Pressure on Burnham over female poet
Pressure is being placed on Downing Street and Buckingham Palace to make the next Poet Laureate a woman for the first in the position's 300-year history. As part of a well-orchestrated campaign, Chloe Garner, director of the Ledbury Poetry Festival, has written an open letter to the Queen, Gordon Brown, David Cameron and Culture Secretary Andy Burnham (pictured), putting forward her arguments for why there should be, in effect, an all-woman shortlist for the position.
She writes: "There has been no female poet laureate since the Royal household created the formal position for John Dryden in 1668. Nothing in the rules actually debars women and there are many splendid female poets from all generations writing and performing in Britain today." She said there was nothing new about women poets being as talented as their male counterparts - Sylvia Plath, Christina Rossetti and Elizabeth Barrett Browning, for example – but they had been consistently overlooked.
"From the ancient Greek poet Sappho onwards, women have often been drawn to poetry as an art form... There has never been a female Poet Laureate – there have been female monarchs for centuries, there has been a female prime minister in Britain, and a female currently running for president in America. Women are beginning to wonder why, when prestigious roles such as Poet Laureate are being handed out, one sex is consistently left empty-handed."
The position comes up for grabs this October, when the current holder, Andrew Motion, ends his 10-year tenure. The Scottish poet Carol Ann Duffy was a favourite for the job back in 1998, but her status then as the mother of a young child and as a woman in a lesbian relationship made her wary of taking up such a prominent national position. It was also suggested that Tony Blair, then Prime Minister, vetoed Duffy because he was concerned about her domestic arrangements.

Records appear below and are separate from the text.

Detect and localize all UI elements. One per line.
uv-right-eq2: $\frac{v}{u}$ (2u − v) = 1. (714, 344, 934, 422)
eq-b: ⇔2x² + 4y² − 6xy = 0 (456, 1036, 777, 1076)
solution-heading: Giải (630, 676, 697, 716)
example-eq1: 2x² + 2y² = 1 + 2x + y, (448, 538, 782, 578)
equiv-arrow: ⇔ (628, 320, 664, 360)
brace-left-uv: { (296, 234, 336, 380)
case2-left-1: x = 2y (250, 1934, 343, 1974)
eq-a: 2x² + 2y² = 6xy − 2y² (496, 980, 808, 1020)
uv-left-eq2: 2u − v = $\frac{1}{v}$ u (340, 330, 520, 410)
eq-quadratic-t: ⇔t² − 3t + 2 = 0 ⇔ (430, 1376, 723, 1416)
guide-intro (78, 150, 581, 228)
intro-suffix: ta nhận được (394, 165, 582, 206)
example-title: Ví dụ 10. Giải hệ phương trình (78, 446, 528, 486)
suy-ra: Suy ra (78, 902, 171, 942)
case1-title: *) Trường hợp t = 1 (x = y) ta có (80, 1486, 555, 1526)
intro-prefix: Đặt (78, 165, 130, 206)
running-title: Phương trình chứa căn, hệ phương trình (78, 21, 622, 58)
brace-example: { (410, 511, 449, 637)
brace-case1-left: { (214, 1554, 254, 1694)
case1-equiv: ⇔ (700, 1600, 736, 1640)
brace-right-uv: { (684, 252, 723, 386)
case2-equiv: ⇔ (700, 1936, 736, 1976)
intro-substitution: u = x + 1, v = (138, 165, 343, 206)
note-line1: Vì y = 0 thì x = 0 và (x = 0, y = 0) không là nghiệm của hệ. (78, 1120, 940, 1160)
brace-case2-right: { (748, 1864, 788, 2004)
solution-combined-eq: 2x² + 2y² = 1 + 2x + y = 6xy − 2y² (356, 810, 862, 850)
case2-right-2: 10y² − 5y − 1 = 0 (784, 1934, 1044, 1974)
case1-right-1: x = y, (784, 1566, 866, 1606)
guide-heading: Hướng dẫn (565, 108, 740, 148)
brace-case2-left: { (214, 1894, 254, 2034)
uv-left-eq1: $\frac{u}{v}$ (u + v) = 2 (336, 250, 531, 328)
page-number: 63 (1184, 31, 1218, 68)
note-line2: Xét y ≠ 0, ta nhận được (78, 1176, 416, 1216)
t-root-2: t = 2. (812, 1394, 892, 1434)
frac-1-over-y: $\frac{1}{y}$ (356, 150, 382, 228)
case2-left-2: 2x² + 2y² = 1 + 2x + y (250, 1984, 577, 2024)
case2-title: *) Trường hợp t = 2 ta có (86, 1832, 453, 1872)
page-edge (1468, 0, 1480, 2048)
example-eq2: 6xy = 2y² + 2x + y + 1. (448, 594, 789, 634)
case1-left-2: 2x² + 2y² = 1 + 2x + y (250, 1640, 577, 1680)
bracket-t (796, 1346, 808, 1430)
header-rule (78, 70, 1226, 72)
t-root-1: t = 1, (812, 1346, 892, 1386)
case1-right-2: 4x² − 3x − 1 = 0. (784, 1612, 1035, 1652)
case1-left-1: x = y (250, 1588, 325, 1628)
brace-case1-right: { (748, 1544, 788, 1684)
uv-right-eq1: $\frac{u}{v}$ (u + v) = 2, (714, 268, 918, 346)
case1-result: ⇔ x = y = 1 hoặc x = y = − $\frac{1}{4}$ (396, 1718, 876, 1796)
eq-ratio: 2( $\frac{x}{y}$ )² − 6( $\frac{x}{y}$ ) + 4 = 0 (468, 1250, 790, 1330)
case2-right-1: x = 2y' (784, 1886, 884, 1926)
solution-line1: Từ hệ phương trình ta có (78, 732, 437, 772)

Today, things look different. Duffy's daughter, Ella, is almost a teenager and her relationship with her fellow Scottish poet, Jackie Kay, has ended. She has built on the success of her 1993 collection, Mean Time, which won both the Whitbread and Forward prizes. Burnham's response to Garner's letter is cautious: "This is a timely opportunity to stimulate public interest in the role of the poet laureate and poetry in general. I am keen to encourage public engagement and debate about the art form and the festival will provide a valuable forum for discussion on the topic."